Bitcoin revolution troubled the U.S. lawmakers and the regulators when a lot of people started noticing it and the scams revolving it peaked. Facebook has a massive hold over media, and its billions of users are spread across the globe. With Libra, they are planning to capitalize on the resource that is at their disposal. However, the regulators have not taken this step by Facebook lightly.

George Gilder stated:

“The crypto world and the Libra world have got to get over the idea that a stable currency is U.S. dollar, or that it is reasonable to replace the U.S. Dollar with a basket of commodities. Money is a measuring stick, it is not a magic wand for a central bank. A measuring stick can’t be part of what it measures, so if money is a measuring stick, it has got to measure an element of scarcity, that is inescapable, inexorable, and unchallengeable.”

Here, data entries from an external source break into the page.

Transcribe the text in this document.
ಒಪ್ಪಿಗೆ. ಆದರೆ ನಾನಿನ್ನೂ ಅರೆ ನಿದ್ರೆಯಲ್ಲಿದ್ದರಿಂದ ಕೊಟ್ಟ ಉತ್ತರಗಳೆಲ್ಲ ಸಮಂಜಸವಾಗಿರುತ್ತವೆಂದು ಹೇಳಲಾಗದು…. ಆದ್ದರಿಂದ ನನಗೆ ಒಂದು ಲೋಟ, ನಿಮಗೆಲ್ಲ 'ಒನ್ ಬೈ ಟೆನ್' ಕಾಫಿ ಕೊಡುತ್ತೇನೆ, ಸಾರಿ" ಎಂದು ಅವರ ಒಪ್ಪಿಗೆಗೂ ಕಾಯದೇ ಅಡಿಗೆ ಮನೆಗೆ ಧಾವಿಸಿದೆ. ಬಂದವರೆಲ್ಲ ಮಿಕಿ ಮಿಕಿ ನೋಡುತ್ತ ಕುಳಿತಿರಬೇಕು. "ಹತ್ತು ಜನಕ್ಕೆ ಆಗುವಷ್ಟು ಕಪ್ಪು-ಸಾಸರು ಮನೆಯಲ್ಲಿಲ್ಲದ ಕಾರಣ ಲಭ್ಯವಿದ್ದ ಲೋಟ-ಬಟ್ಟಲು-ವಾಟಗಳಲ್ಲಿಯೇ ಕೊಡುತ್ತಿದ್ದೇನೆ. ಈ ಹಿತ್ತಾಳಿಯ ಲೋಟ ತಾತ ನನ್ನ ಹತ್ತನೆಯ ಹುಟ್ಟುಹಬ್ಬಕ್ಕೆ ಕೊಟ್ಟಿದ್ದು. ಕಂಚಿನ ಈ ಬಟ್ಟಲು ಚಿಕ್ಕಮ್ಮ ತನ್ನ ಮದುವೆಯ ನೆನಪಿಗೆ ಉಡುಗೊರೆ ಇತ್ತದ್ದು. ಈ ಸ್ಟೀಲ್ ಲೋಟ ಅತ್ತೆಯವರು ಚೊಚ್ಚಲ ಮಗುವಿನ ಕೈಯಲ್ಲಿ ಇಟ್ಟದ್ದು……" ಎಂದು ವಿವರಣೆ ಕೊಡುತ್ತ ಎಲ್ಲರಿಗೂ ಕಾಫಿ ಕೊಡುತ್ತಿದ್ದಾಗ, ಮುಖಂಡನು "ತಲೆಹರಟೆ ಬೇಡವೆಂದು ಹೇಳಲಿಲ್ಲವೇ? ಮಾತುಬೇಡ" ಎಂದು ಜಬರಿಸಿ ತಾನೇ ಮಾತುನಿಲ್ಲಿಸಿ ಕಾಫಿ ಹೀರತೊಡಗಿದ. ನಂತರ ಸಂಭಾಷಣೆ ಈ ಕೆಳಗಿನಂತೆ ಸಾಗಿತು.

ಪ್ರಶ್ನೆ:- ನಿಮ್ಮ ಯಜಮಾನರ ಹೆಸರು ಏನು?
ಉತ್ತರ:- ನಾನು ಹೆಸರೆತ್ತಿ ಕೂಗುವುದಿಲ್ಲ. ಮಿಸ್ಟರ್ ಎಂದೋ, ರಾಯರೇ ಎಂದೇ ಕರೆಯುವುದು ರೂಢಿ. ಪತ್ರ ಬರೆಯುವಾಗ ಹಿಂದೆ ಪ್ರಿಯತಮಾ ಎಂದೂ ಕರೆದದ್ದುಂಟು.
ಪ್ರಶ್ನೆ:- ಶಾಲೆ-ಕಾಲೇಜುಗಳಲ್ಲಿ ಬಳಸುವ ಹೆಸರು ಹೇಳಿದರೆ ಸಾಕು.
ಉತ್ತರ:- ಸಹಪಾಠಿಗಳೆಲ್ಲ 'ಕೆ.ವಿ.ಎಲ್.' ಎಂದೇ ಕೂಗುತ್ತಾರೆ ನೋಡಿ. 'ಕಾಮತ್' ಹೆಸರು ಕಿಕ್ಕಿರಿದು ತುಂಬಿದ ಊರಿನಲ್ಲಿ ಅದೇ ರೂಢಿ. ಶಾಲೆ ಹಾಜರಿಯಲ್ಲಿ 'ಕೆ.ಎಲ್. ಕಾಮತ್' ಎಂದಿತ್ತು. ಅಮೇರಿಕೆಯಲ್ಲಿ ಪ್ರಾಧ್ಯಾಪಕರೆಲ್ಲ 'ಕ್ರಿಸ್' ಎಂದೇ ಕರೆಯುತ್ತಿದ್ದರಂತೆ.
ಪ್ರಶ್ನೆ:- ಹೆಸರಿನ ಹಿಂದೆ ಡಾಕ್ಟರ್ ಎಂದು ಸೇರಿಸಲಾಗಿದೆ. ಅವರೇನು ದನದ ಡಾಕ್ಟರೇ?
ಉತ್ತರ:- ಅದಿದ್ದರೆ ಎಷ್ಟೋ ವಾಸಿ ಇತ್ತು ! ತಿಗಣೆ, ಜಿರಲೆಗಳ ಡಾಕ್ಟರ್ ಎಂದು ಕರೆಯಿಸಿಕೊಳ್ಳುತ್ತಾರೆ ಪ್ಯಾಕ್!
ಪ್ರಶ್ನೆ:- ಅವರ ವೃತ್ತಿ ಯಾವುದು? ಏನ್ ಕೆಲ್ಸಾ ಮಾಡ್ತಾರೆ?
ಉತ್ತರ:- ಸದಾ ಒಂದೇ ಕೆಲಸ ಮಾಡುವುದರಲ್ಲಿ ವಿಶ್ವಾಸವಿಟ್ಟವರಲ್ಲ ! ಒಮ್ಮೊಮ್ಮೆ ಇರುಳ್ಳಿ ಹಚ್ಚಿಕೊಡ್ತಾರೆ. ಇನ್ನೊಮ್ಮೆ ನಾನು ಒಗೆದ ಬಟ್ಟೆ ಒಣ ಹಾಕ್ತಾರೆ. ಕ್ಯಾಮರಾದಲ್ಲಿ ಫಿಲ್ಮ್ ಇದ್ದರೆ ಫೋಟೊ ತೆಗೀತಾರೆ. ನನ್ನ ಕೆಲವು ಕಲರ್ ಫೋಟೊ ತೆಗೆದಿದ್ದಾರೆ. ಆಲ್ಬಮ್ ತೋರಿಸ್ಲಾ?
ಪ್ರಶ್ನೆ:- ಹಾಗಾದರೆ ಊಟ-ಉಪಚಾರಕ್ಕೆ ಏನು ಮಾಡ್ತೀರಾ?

Gilder further elucidated how Gold has been the only successful asset throughout history and that this was mainly due to its nature of scarcity, which ultimately makes it a measuring stick. He also added that the time to extract gold has scarcely changed over thousands of years.

Bitcoin is being referred to as the Store of Value or perhaps, Gold 2.0, and the main reason backing this new name is due to the similarity between gold and Bitcoin. Bitcoin, much like gold, has no value, the value is subjective, it’s speculative. The only thing that makes gold and Bitcoin valuable is because the users deem it to be. Moreover, similar to gold, Bitcoin is also scarce, i.e., there will only ever be 21 million Bitcoins to ever exist.

Ed Moy spoke about how the general public will be faced with freedom to select from multiple currencies of their choice to transact domestically and across borders, seamlessly, without any friction, with the help of cryptocurrencies. He further added that, in the not-so-distant future, there will still be cash, credit cards, loans, etc.